Exegesis (Astro Teller, 1997): Epistolary by email between an emergent computer intelligence and the PhD student who accidentally designed it.
Geodesic Dreams (Gardner Dozois, 1992): Excellent short story collection from the accomplished SF editor.
Hell Can Wait (Theodore Judson, 2010): See my review here.
The Martian General's Daughter (Theodore Judson, 2008): Moving narrative describing the long, painful decline of technological civilization.
Player One (Douglas Coupland, 2010): The first fiction offering in the CBC's Massey Lecture Series. Interesting character study set during the chaos following a peak oil crisis.
Starbound (Joe Haldeman, 2010): Sequel to Haldeman's first-contact novel Marsbound.
Star Trek 365 (Paula Block, 2010): Given the number of books I've read about Star Trek, I was surprised that this thick, colourful behind-the-scenes tome still had some new stories and photographs to offer.
U.S.S. Enterprise Haynes Owners' Workshop Manual (Ben Robinson and Marcus Riley, 2010): Parodying the popular Haynes workshop manuals by creating one for the various Starships Enterprise should have produced a fascinating cultural oddity, but the lightweight execution leaves a lot to be desired.
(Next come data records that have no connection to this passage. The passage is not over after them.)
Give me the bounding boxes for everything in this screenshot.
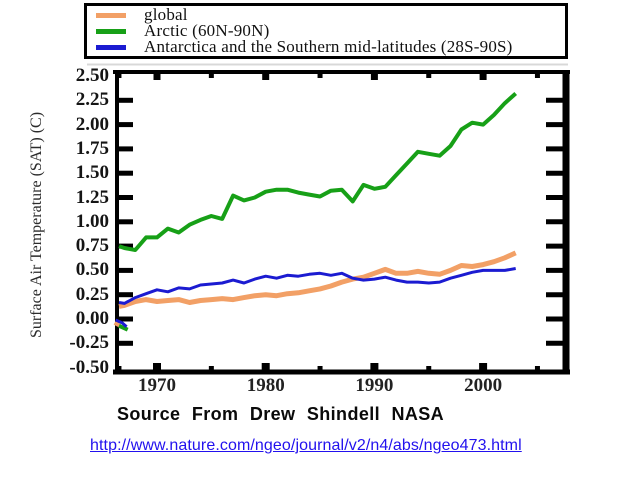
y-tick-label: 2.25 [75, 89, 109, 111]
y-tick-label: 1.25 [75, 186, 109, 208]
legend: global Arctic (60N-90N) Antarctica and t… [84, 3, 568, 59]
y-tick-label: 0.50 [75, 259, 109, 281]
y-tick-label: 2.00 [75, 113, 109, 135]
x-tick-label: 1970 [138, 375, 176, 396]
legend-swatch-global-icon [96, 12, 126, 18]
legend-swatch-arctic-icon [96, 28, 126, 34]
plot-frame [113, 70, 570, 375]
axis-ticks [116, 74, 566, 371]
x-tick-label: 1990 [355, 375, 394, 396]
x-tick-label: 1980 [246, 375, 285, 396]
series-start-fragment-0 [113, 321, 121, 328]
source-note: Source From Drew Shindell NASA [117, 404, 445, 424]
legend-item-global: global [96, 5, 565, 24]
y-tick-label: 2.50 [75, 65, 109, 86]
legend-item-arctic: Arctic (60N-90N) [96, 21, 565, 40]
y-tick-label: 1.50 [75, 162, 109, 184]
legend-swatch-antarctica-icon [96, 44, 126, 50]
source-link[interactable]: http://www.nature.com/ngeo/journal/v2/n4… [90, 437, 522, 454]
y-tick-label: 0.00 [75, 308, 109, 329]
y-tick-label: 0.25 [75, 283, 109, 305]
series-line-antarctica [118, 267, 516, 305]
series-line-arctic [118, 92, 518, 252]
y-tick-label: 1.75 [75, 137, 109, 159]
legend-label-arctic: Arctic (60N-90N) [144, 21, 270, 40]
y-tick-label: 1.00 [75, 210, 109, 232]
series-line-global [118, 250, 517, 309]
legend-label-global: global [144, 5, 188, 24]
x-tick-label: 2000 [464, 375, 503, 396]
y-tick-label: -0.50 [69, 356, 109, 378]
y-tick-label: 0.75 [75, 235, 109, 257]
y-tick-label: -0.25 [69, 332, 109, 354]
legend-item-antarctica: Antarctica and the Southern mid-latitude… [96, 37, 565, 56]
series-start-fragment-1 [118, 323, 129, 332]
legend-label-antarctica: Antarctica and the Southern mid-latitude… [144, 37, 513, 56]
data-series [113, 92, 518, 332]
series-start-fragment-2 [115, 318, 128, 328]
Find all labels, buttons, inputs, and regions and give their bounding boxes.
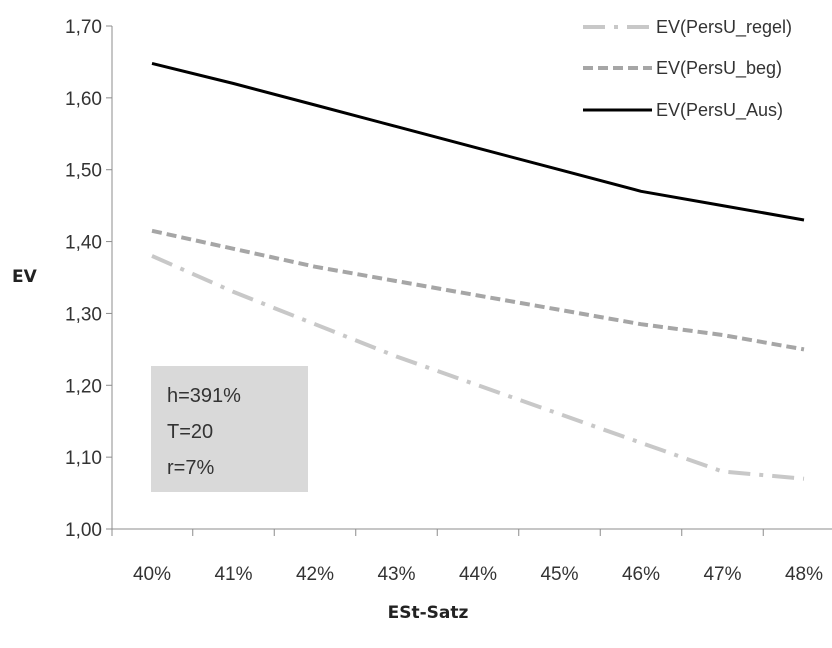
legend-label: EV(PersU_regel)	[656, 17, 792, 38]
annotation-line: r=7%	[167, 457, 214, 479]
annotation-line: h=391%	[167, 385, 241, 407]
x-tick-label: 41%	[214, 564, 252, 585]
series-line	[151, 254, 805, 481]
y-axis: 1,00 1,10 1,20 1,30 1,40 1,50 1,60 1,70	[65, 17, 113, 541]
y-tick-label: 1,50	[65, 161, 102, 182]
y-tick-label: 1,00	[65, 520, 102, 541]
y-axis-title: EV	[12, 267, 38, 287]
y-tick-label: 1,30	[65, 304, 102, 325]
x-axis: 40% 41% 42% 43% 44% 45% 46% 47% 48%	[111, 528, 832, 585]
x-tick-label: 43%	[377, 564, 415, 585]
x-tick-label: 45%	[540, 564, 578, 585]
y-tick-label: 1,70	[65, 17, 102, 38]
x-tick-label: 44%	[459, 564, 497, 585]
y-tick-label: 1,40	[65, 233, 102, 254]
legend: EV(PersU_regel) EV(PersU_beg) EV(PersU_Aus…	[583, 17, 792, 121]
x-tick-label: 48%	[785, 564, 823, 585]
x-tick-label: 47%	[703, 564, 741, 585]
legend-label: EV(PersU_beg)	[656, 58, 782, 79]
series-line	[151, 61, 805, 222]
annotation-background	[151, 366, 308, 492]
y-tick-label: 1,10	[65, 448, 102, 469]
x-tick-label: 46%	[622, 564, 660, 585]
parameter-annotation-box: h=391% T=20 r=7%	[151, 366, 308, 492]
x-axis-title: ESt-Satz	[388, 603, 469, 623]
x-tick-label: 42%	[296, 564, 334, 585]
x-tick-label: 40%	[133, 564, 171, 585]
y-tick-label: 1,60	[65, 89, 102, 110]
legend-label: EV(PersU_Aus)	[656, 100, 783, 121]
series-line	[151, 228, 805, 352]
series-lines	[151, 61, 805, 481]
y-tick-label: 1,20	[65, 376, 102, 397]
annotation-line: T=20	[167, 421, 213, 443]
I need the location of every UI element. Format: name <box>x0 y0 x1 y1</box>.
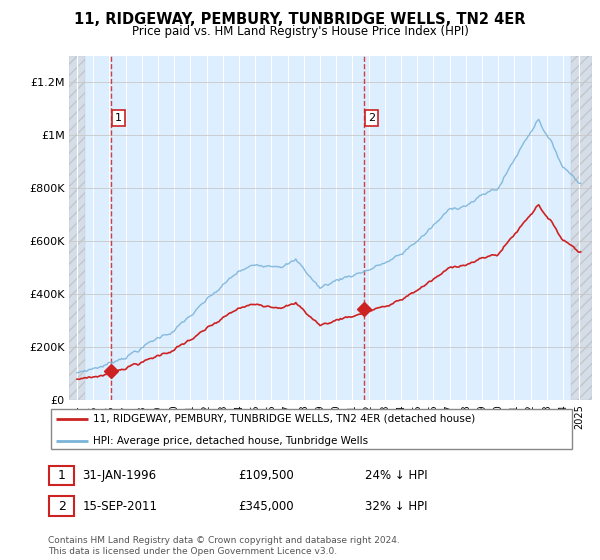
Text: 15-SEP-2011: 15-SEP-2011 <box>82 500 157 513</box>
Bar <box>571 56 592 400</box>
Text: 11, RIDGEWAY, PEMBURY, TUNBRIDGE WELLS, TN2 4ER (detached house): 11, RIDGEWAY, PEMBURY, TUNBRIDGE WELLS, … <box>93 414 475 424</box>
FancyBboxPatch shape <box>49 496 74 516</box>
FancyBboxPatch shape <box>49 465 74 486</box>
Text: 2: 2 <box>58 500 65 513</box>
Text: HPI: Average price, detached house, Tunbridge Wells: HPI: Average price, detached house, Tunb… <box>93 436 368 446</box>
Bar <box>69 56 85 400</box>
Text: 31-JAN-1996: 31-JAN-1996 <box>82 469 157 482</box>
Text: Price paid vs. HM Land Registry's House Price Index (HPI): Price paid vs. HM Land Registry's House … <box>131 25 469 38</box>
Text: 1: 1 <box>58 469 65 482</box>
Text: 1: 1 <box>115 113 122 123</box>
Text: £109,500: £109,500 <box>238 469 294 482</box>
Text: 32% ↓ HPI: 32% ↓ HPI <box>365 500 427 513</box>
Text: 2: 2 <box>368 113 375 123</box>
Text: Contains HM Land Registry data © Crown copyright and database right 2024.
This d: Contains HM Land Registry data © Crown c… <box>48 536 400 556</box>
Text: 24% ↓ HPI: 24% ↓ HPI <box>365 469 427 482</box>
FancyBboxPatch shape <box>50 409 572 449</box>
Text: £345,000: £345,000 <box>238 500 294 513</box>
Text: 11, RIDGEWAY, PEMBURY, TUNBRIDGE WELLS, TN2 4ER: 11, RIDGEWAY, PEMBURY, TUNBRIDGE WELLS, … <box>74 12 526 27</box>
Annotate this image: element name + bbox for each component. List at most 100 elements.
Fails to live up to its potential.
The World in 2050 (Laurence C. Smith, 2010): Study of the "four forces shaping civilization's northern future:" climate change, demographics, demand on natural resources, and globalization. Interesting for Albertans in that the book opens with a trip to Fort McMurray and a tour of the oil sands.
That's ten so far, about six weeks into the year. Looks like I'm on track to reach 100!